Glass Onion, too, is abundant with the resources of a successful sequel. Like Miles Bron, Big Tech (Netflix, in this case!) has equipped Johnson with an embarrassment of riches. He makes sport out of inserting A-list cameos. Kareem Abdul-Jabbar, Natasha Lyonne, and the late Stephen Sondheim and Angela Lansbury play Among Us with Blanc over Zoom. Yo-Yo Ma happens to be at a party with Kate Hudson’s Birdie Jay when she receives her puzzle-box invite to the weekend getaway. (Who better to explain a fugue?) Ethan Hawke, theoretically playing a character, shows up for about two minutes to zap any latent Covid out of the guests’ mouths. And Hugh Grant is subtly revealed to be Blanc’s life partner. There’s a degree to which Johnson is flexing with all the fame, but it fits within the film: There’s nothing the mega-rich crave more than proximity to celebrities.

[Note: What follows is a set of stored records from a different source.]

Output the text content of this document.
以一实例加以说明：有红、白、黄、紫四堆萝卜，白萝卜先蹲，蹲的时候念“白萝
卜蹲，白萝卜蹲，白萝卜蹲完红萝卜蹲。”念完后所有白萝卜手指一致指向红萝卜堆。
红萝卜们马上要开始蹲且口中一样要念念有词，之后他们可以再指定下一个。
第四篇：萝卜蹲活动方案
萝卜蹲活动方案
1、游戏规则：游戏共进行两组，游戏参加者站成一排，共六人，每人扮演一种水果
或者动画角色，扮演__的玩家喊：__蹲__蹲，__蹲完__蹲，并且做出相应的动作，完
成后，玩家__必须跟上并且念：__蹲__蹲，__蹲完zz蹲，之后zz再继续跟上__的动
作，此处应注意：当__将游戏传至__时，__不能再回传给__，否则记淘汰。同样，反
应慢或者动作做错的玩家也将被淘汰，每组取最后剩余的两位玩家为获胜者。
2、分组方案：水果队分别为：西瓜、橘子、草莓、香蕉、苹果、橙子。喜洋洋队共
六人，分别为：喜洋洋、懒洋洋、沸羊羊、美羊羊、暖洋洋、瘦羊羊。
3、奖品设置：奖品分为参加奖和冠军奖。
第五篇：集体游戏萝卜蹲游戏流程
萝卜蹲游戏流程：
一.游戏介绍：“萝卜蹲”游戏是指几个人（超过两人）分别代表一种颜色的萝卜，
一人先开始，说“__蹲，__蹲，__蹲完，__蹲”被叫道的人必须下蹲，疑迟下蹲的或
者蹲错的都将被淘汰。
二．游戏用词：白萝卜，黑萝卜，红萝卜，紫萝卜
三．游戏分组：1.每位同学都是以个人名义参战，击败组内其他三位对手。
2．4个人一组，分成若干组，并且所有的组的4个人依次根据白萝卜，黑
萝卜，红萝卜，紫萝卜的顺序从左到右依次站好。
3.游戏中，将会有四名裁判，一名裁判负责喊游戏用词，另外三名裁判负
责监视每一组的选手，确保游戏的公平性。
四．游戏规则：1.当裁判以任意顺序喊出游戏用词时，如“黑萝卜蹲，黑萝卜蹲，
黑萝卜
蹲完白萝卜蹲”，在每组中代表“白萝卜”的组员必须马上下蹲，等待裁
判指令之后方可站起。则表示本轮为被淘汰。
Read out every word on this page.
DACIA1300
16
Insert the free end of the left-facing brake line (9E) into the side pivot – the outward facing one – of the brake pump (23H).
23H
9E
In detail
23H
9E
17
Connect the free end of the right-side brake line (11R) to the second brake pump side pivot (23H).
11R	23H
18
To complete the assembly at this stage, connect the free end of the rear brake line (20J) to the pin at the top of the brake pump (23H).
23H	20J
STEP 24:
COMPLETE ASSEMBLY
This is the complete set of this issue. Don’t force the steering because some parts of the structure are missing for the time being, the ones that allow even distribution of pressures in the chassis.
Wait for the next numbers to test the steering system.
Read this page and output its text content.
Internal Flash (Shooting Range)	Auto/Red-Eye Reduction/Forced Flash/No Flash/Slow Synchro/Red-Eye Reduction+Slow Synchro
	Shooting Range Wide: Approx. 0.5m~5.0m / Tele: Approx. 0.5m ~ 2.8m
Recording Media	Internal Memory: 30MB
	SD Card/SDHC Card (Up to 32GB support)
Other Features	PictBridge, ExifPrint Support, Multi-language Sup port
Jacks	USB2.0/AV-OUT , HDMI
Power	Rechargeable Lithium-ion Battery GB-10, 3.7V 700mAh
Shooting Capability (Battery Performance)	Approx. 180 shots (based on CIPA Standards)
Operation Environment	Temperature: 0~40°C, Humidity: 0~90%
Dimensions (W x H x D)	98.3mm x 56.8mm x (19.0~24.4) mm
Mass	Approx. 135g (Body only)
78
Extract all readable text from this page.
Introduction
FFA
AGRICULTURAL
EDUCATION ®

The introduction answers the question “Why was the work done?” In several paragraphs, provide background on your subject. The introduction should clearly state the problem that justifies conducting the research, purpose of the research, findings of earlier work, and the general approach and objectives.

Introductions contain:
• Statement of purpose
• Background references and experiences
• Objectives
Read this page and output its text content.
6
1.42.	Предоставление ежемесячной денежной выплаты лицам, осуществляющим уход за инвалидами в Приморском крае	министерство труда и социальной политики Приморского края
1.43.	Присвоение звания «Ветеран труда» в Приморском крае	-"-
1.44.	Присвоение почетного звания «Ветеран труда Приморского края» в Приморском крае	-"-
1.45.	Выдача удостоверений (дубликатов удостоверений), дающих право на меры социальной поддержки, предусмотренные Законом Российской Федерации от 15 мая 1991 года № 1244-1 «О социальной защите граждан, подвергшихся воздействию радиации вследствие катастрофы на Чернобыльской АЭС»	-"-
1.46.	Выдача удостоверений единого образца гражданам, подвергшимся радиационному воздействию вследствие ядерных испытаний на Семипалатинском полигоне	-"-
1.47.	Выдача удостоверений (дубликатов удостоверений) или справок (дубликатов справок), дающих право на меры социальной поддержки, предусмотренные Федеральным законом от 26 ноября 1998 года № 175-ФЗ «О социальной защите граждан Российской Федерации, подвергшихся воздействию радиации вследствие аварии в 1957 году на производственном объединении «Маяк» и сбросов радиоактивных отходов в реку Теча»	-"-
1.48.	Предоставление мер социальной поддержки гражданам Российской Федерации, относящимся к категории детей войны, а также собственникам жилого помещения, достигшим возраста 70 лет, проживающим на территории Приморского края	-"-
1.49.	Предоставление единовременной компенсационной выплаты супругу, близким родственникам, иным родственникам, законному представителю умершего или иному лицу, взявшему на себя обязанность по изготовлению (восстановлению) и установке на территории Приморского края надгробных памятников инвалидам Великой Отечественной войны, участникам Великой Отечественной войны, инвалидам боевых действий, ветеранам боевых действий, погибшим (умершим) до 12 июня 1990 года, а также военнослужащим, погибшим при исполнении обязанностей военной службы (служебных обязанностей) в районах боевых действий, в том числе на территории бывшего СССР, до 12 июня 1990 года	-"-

And it’s not just big-name gets, either. Johnson has his fun with the bad taste of the nouveau riche. When the group’s boat arrives at the island, they’re met by a glass dock rising out of the water, as if it leads to a secret spy base. Bron’s mansion, which features a glass-onion top, is decorated with the tacky maximalism of a spoiled fourteen-year-old. (Or, you know, an actual billionaire). And in one of the best gags of the film, what appears to be a pre-taped home workout program led by Serena Williams on a fitness device turns out to be the actual Serena Williams live in a scheduled video session. It’s the sort of stuff you can only pull off in an established and well-financed sequel.
But Johnson’s expensive bits of showmanship aren’t merely shallow stunts. They help build the characters and advance the story. When you get close to the glass facade, you notice all the cracks. Things break, revealing Bron’s riches to be of poorer quality than they seem—and Bron to be an unreliable caretaker. And despite the fact that Bron spends a lofty sum orchestrating the murder-mystery game for his guests, Blanc is able to solve it in a matter of seconds. The point Johnson’s making with the film isn’t profound, but apparently it can’t be said loudly enough: The self-styled disruptors of the world are, in Blanc’s words, “idiot[s].” And their stupid money, fun as it seems, is, well, stupid.
The remaining puzzle for Knives Out is an existential one. Now that Johnson has inflated his sequel to epic proportions, what does he do for Knives Out’s next act? In Glass Onion, the director got away with enjoying his wealth and having it, too. But if audiences haven’t already consumed all the rich they can eat, they seem to be nearing their breaking point. I sure am! Far be it from me to instruct a master puzzle maker like Johnson on how to craft his next mystery. That said, I hope that with the next Knives Out, Johnson does what Glass Onion’s characters couldn’t: truly, authentically disrupt.